The system was very difficult to design because of the flat terrain and high water table. Several innovative solution’s were incorporated into the project to capture and treat the stormwater. We were adamant in our brief that the design wouldn’t require energy consuming transfer pumps and the system would be gravity driven. The stormwater was diverted from a 200 hectare residential suburb then gravity fed along 500 meters of pipe through a gross pollutant trap then into a sediment pond already full of water. Therefore the diversion pipework remains full of water at all times and it is only the height difference between the invert level of the diversion pit and the weir into the storage basin that pushes the water through. The water flows through a marshland of varying depths to capture more sediment and remove nutrients etc before flowing into a 5 ½ million litre open storage basin.
The previous site was covered with noxious weeds adding very little biodiversity value to the area. We planted 30,000 wetland plants propagated offsite from indigenous seed and genetic remnant vegetation growing within 30km of Grinter Reserve.

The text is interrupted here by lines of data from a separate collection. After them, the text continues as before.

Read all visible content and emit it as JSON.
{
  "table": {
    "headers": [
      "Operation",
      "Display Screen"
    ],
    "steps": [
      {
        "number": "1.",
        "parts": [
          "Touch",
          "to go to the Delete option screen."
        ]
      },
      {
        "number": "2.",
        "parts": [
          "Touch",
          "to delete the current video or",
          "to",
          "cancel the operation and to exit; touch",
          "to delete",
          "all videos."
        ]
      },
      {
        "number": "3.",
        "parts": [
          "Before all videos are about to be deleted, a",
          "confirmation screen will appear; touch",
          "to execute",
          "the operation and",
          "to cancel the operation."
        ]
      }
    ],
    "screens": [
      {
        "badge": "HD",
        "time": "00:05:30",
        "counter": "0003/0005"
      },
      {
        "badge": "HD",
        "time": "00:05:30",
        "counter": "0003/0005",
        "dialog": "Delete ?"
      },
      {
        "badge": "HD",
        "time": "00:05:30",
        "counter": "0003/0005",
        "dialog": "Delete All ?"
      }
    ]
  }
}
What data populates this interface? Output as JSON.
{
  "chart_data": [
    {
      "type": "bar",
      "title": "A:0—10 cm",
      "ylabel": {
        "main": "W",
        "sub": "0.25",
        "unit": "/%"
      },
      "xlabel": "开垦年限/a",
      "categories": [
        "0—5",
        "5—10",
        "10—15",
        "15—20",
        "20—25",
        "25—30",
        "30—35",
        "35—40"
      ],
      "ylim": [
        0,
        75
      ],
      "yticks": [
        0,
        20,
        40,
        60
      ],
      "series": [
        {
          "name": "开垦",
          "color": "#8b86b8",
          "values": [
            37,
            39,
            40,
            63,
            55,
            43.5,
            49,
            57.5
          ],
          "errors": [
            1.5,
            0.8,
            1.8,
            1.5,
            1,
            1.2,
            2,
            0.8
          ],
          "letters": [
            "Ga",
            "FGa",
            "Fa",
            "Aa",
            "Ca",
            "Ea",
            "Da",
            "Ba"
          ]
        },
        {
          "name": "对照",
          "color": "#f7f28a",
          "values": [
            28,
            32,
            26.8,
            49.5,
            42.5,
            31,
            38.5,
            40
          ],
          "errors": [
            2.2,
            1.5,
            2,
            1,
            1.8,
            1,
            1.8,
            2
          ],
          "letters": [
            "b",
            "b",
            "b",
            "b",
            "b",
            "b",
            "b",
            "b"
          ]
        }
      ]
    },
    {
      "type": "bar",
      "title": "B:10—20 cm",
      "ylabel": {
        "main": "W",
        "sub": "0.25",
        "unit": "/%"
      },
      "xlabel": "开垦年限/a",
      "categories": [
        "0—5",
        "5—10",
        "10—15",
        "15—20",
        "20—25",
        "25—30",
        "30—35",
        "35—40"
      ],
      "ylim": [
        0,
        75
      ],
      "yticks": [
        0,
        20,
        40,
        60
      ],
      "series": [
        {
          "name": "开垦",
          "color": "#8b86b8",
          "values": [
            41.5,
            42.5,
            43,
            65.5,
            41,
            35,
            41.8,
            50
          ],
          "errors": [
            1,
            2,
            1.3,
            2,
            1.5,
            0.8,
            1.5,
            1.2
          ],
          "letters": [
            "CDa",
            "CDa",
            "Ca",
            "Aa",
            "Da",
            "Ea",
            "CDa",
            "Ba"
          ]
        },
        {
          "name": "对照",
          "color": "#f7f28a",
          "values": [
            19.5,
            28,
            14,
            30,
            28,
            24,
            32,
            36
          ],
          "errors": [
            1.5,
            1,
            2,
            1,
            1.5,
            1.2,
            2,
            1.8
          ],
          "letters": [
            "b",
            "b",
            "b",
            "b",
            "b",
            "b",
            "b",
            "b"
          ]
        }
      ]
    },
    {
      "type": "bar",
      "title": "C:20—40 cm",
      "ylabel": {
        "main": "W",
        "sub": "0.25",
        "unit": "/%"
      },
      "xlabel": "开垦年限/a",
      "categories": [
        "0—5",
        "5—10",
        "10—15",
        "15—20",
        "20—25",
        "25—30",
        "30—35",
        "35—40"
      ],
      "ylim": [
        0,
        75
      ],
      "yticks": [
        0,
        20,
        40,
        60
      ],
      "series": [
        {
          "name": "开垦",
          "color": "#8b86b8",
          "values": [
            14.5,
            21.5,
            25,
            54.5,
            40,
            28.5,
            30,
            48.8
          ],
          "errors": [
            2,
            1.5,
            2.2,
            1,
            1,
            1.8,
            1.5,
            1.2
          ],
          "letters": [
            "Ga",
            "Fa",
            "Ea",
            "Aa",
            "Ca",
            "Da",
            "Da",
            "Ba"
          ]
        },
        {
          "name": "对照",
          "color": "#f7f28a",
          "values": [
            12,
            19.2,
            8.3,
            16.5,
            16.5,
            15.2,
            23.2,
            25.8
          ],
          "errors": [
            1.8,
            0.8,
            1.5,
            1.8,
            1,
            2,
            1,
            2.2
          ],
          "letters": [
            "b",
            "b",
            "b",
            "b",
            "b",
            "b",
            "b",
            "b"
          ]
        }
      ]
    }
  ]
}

We were forced to be innovative with the spoil generated from the excavation as we didn’t have budget to cart it offsite to landfill. An unused, rough area adjacent was used to create a flat pad shaped as a competition standard soccer field. Other spoil was used to build a spectator mound along one side of the proposed soccer field that could stand hundreds of people if needed. It has been discussed that the proposed soccer field site could also hold an entertainment stage or circus and the adjacent mound used to hold the spectators.
This iconic project has created many new working relationships for Council simply because it hasn’t been done before on this scale. The project has enabled departments who wouldn’t normally require close liaison to work closely together to obtain the best outcome. Four different departments will be involved in maintaining the asset including Parks, Irrigation, Environment and Drainage Works.
The total project cost was $860,000 which incorporates 10% design and investigation and the remaining construction. The project’s inception was in 2008 as a concept idea and was commissioned and handed over in August 2010. A payback analysis has been undertaken with this project using the cost of mains water saved which highlights that after 13 years the capital outlay for the project will be completely paid for. Financially this project is attractive but most importantly the prime objective of drought proofing Grinter Reserve and conserving mains drinking water for better purposes has been met. Participation by the hundreds of user’s of Grinter Reserve will not be restricted by the drought again which we anticipate will attract more active sport participants. The reserve has even been transformed visually which will improve passive recreation for those interested in the aesthetic appeal of the wetland or the value of the flora and fauna.